Amanda Lee Koe's DELAYED RAYS OF A STAR

This is one of the few novels by Singaporeans that I did not feel was a duty to read, but a real pleasure. I admire the ambition, not only in its range of characters, settings, times, and scenes, but also in its daring depiction of such well-known historical personages such as Hitler, Goebbels, and Walter Benjamin (in addition to the three female stars, Marlene Dietrich, Anna May Wong, and Leni Reifenstahl). It could have fallen on its face, but it did not; it throbs with life. The self-awareness invested in Benjamin, in particular, is Shakespearean. If the prologue about the Berlin Press Ball, which brings together the three female protagonists, feels stagey, the reader lives the last days of Benjamin with him as in a dramatic monologue.

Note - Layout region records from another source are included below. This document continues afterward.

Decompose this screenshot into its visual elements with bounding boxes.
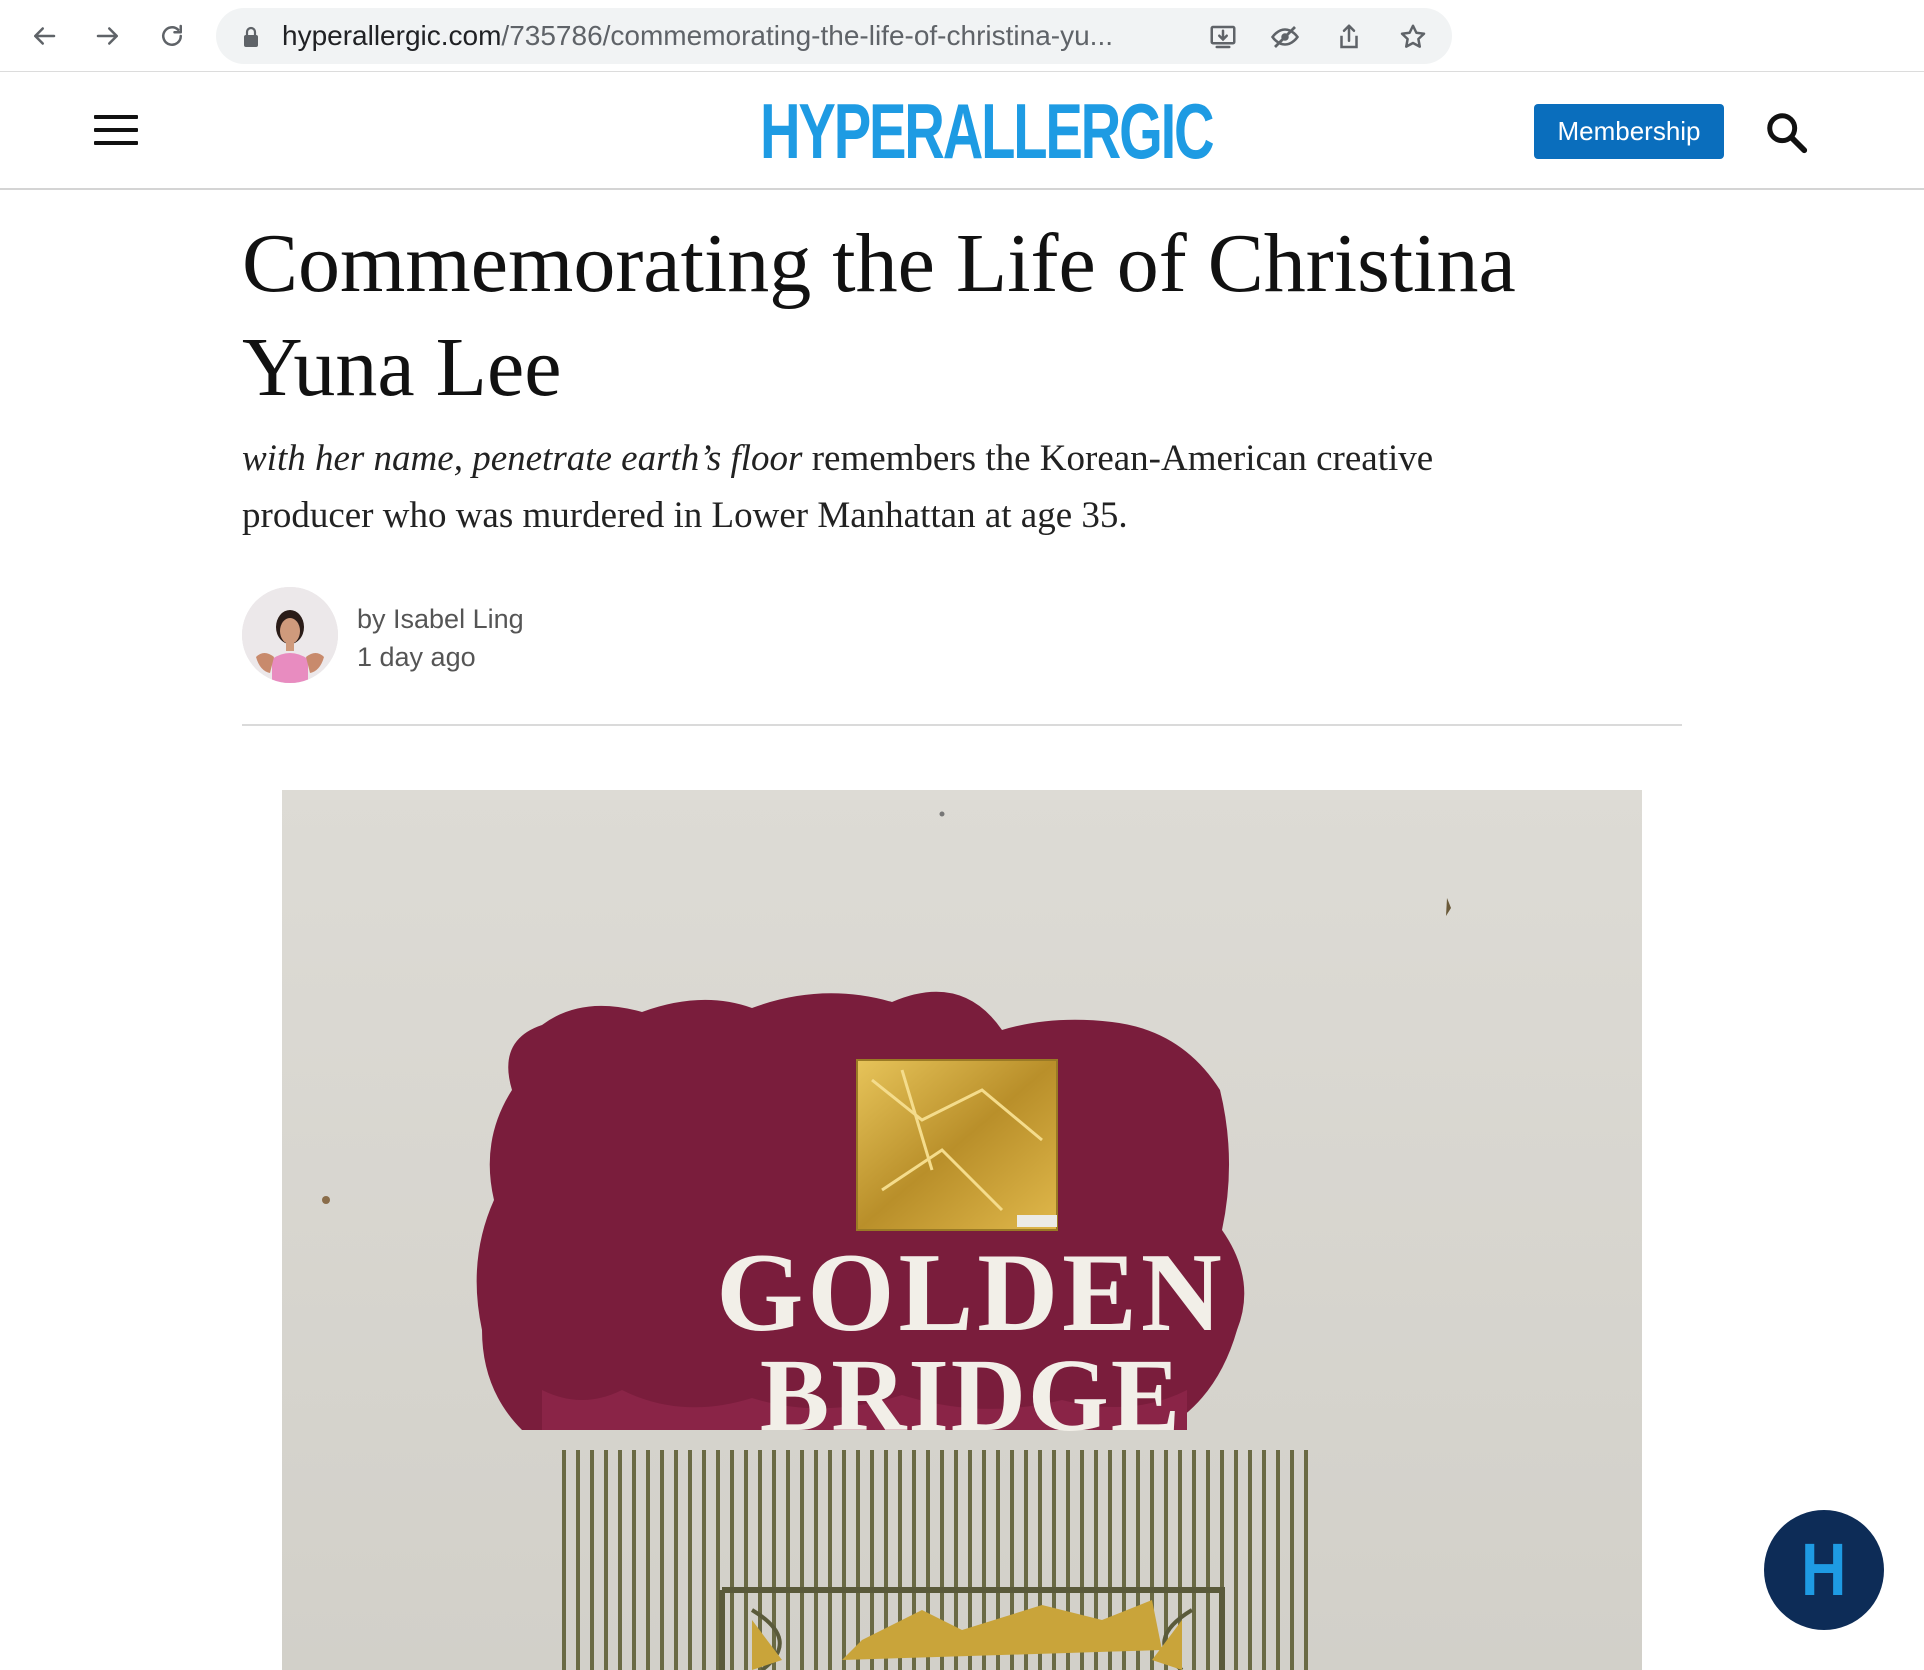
address-bar[interactable]: hyperallergic.com/735786/commemorating-t… [216, 8, 1452, 64]
author-name[interactable]: by Isabel Ling [357, 600, 524, 638]
url-host: hyperallergic.com [282, 20, 502, 51]
publish-date: 1 day ago [357, 642, 476, 672]
reload-button[interactable] [152, 16, 192, 56]
share-icon[interactable] [1334, 22, 1364, 52]
hyperallergic-floating-button[interactable]: H [1764, 1510, 1884, 1630]
painting-text-bridge: BRIDGE [760, 1338, 1182, 1453]
article-dek: with her name, penetrate earth’s floor r… [242, 430, 1482, 544]
search-icon[interactable] [1764, 110, 1810, 156]
site-header: HYPERALLERGIC Membership [0, 73, 1924, 190]
browser-toolbar: hyperallergic.com/735786/commemorating-t… [0, 0, 1924, 72]
painting-text-golden: GOLDEN [716, 1231, 1225, 1355]
menu-icon[interactable] [94, 115, 138, 147]
lock-icon [244, 26, 258, 47]
membership-button[interactable]: Membership [1534, 104, 1724, 159]
url-text: hyperallergic.com/735786/commemorating-t… [282, 8, 1113, 64]
forward-button[interactable] [88, 16, 128, 56]
reload-icon [162, 24, 182, 46]
hero-image: GOLDEN BRIDGE [282, 790, 1642, 1670]
author-avatar[interactable] [242, 587, 338, 683]
article-title: Commemorating the Life of Christina Yuna… [242, 217, 1516, 414]
url-path: /735786/commemorating-the-life-of-christ… [501, 20, 1114, 51]
dek-italic: with her name, penetrate earth’s floor [242, 438, 803, 479]
arrow-left-icon [34, 27, 56, 45]
star-icon[interactable] [1398, 22, 1428, 52]
install-app-icon[interactable] [1208, 22, 1238, 52]
byline: by Isabel Ling 1 day ago [357, 600, 524, 676]
author-photo [242, 587, 338, 683]
divider [242, 724, 1682, 726]
float-button-label: H [1801, 1528, 1847, 1611]
eye-slash-icon[interactable] [1270, 22, 1300, 52]
site-logo[interactable]: HYPERALLERGIC [760, 91, 1215, 171]
arrow-right-icon [96, 27, 118, 45]
painting: GOLDEN BRIDGE [282, 790, 1642, 1670]
back-button[interactable] [24, 16, 64, 56]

The novel does own a few non-fatal weaknesses. The slight over-deliberateness in the construction and juxtaposition of scenes. The occasional flamboyance in the language, including distracting puns and wordplay. The chapter titles are coquettish, and in one case misleading (Marlon Brando is brandished but does not really enter the story), but perhaps that is the way of the coquette. Like its film stars, the novel wants so much to be loved, and everywhere is conscious of the perils and patrimony of that desire.

There is just a little too much of Marlene's piss and stools, for my taste, although the relationship between the aging star and her young Chinese maid is depicted with the keen sympathy that already illuminated her short story "Alice, You Must Be the Fulcrum of Your Own Universe," the best story of her first book Ministry of Moral Panic. The battle scene in the Leni Reifenstahl section is somewhat thin, but Reifenstahl herself is a complex creation, thrown into sharp relief by the sweetness of the soldier and best boy Hans Haas. Anna May Wong is a little too passive, too much of a screen for others' projections, in Lee Koe's novel, but the passivity sets the reader up for the wonderful final confrontation between her and the Chinese film critic, in which the old idea of art's supremacy over politics is burnished anew.

I do not believe that Bogie would kill himself the way he did, but Bebe's return to China is the experience of alienated longing that every immigrant feels upon returning home. "If you went around the world and ended up back in the same spot you started from, is that the same as never having left in the first place?" The novel is a resounding answer to its own question.